Objectives: To compare success rates of conjunctival autografting and bare sclera excision for primary and recurrent pterygium in the tropics and to evaluate risk factors for pterygium recurrence.
Methods: A prospective, controlled clinical trial was performed in which 123 primary and 34 recurrent pterygia, matched for age and pterygium morphology, were randomized in 2 separate studies to receive either bare sclera excision or conjunctival autograft. The surgical procedures were performed by one surgeon and reviewed at 1, 3, 6, and 12 months after surgery by an independent observer. Pterygium morphology was clinically graded as atrophic, intermediate, or fleshy according to an assessment of pterygium translucency. Risk factors were assessed using likelihood ratio tests. Weibull curves were used to estimate recurrence rates allowing for the interval censoring.

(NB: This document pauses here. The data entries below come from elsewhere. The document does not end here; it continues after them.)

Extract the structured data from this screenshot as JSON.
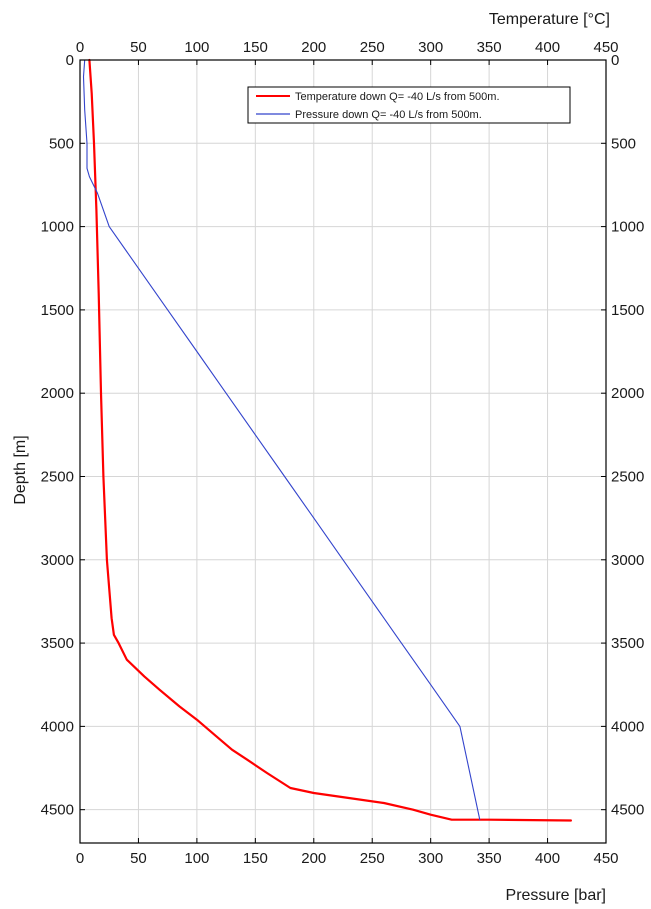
{
  "chart_data": {
    "type": "line",
    "title": "",
    "top_axis_label": "Temperature [°C]",
    "bottom_axis_label": "Pressure [bar]",
    "left_axis_label": "Depth [m]",
    "x_ticks": [
      "0",
      "50",
      "100",
      "150",
      "200",
      "250",
      "300",
      "350",
      "400",
      "450"
    ],
    "depth_ticks": [
      "0",
      "500",
      "1000",
      "1500",
      "2000",
      "2500",
      "3000",
      "3500",
      "4000",
      "4500"
    ],
    "xlim": [
      0,
      450
    ],
    "depth_lim": [
      0,
      4700
    ],
    "grid": true,
    "legend_position": "top-right",
    "series": [
      {
        "name": "Temperature down Q= -40 L/s from 500m.",
        "color": "#ff0000",
        "x_axis": "top",
        "points": [
          [
            8,
            0
          ],
          [
            10,
            200
          ],
          [
            12,
            500
          ],
          [
            14,
            900
          ],
          [
            16,
            1400
          ],
          [
            18,
            2000
          ],
          [
            20,
            2500
          ],
          [
            23,
            3000
          ],
          [
            27,
            3350
          ],
          [
            29,
            3450
          ],
          [
            33,
            3500
          ],
          [
            40,
            3600
          ],
          [
            55,
            3700
          ],
          [
            68,
            3780
          ],
          [
            85,
            3880
          ],
          [
            100,
            3960
          ],
          [
            115,
            4050
          ],
          [
            130,
            4140
          ],
          [
            143,
            4200
          ],
          [
            160,
            4280
          ],
          [
            180,
            4370
          ],
          [
            200,
            4400
          ],
          [
            230,
            4430
          ],
          [
            260,
            4460
          ],
          [
            285,
            4500
          ],
          [
            300,
            4530
          ],
          [
            318,
            4560
          ],
          [
            350,
            4560
          ],
          [
            420,
            4565
          ]
        ]
      },
      {
        "name": "Pressure down Q= -40 L/s from 500m.",
        "color": "#3344cc",
        "x_axis": "bottom",
        "points": [
          [
            4,
            0
          ],
          [
            3,
            100
          ],
          [
            4,
            300
          ],
          [
            6,
            500
          ],
          [
            6,
            650
          ],
          [
            8,
            700
          ],
          [
            15,
            800
          ],
          [
            25,
            1000
          ],
          [
            50,
            1250
          ],
          [
            75,
            1500
          ],
          [
            100,
            1750
          ],
          [
            125,
            2000
          ],
          [
            150,
            2250
          ],
          [
            175,
            2500
          ],
          [
            200,
            2750
          ],
          [
            225,
            3000
          ],
          [
            250,
            3250
          ],
          [
            275,
            3500
          ],
          [
            300,
            3750
          ],
          [
            325,
            4000
          ],
          [
            342,
            4560
          ]
        ]
      }
    ]
  }
}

Results: In the group with primary pterygium (mean follow-up, 15.1 months), 38 (61%) of the 62 cases of bare sclera excision (heretofore referred to as the bare sclera group) had pterygium recur in contrast with 1 (2%) of the 61 cases of conjunctival autograft (heretofore referred to as the conjunctival autograph group) (P<.001, likelihood ratio X2 test). Nontranslucency, or fleshiness of the pterygium, and not age was a significant risk factor for recurrence in the bare sclera group (P<.001, likelihood ratio X2 test). In the group with recurrent pterygium (mean follow-up, 13.2 months), 14 (82%) of the 17 bare sclera group had pterygium recur, while no recurrences occurred among 17 cases in the conjunctival autograft group. Nontranslucency was again a highly significant factor for recurrence (P<.001, likelihood ratio X2 test).
Conclusions: Pterygium recurrence is related to pterygium morphology and fleshiness of the pterygium is a significant risk factor for recurrence if bare sclera excision is performed. Conjunctival autografting for primary and recurrent pterygium is effective in reducing pterygium recurrence compared with bare sclera excision.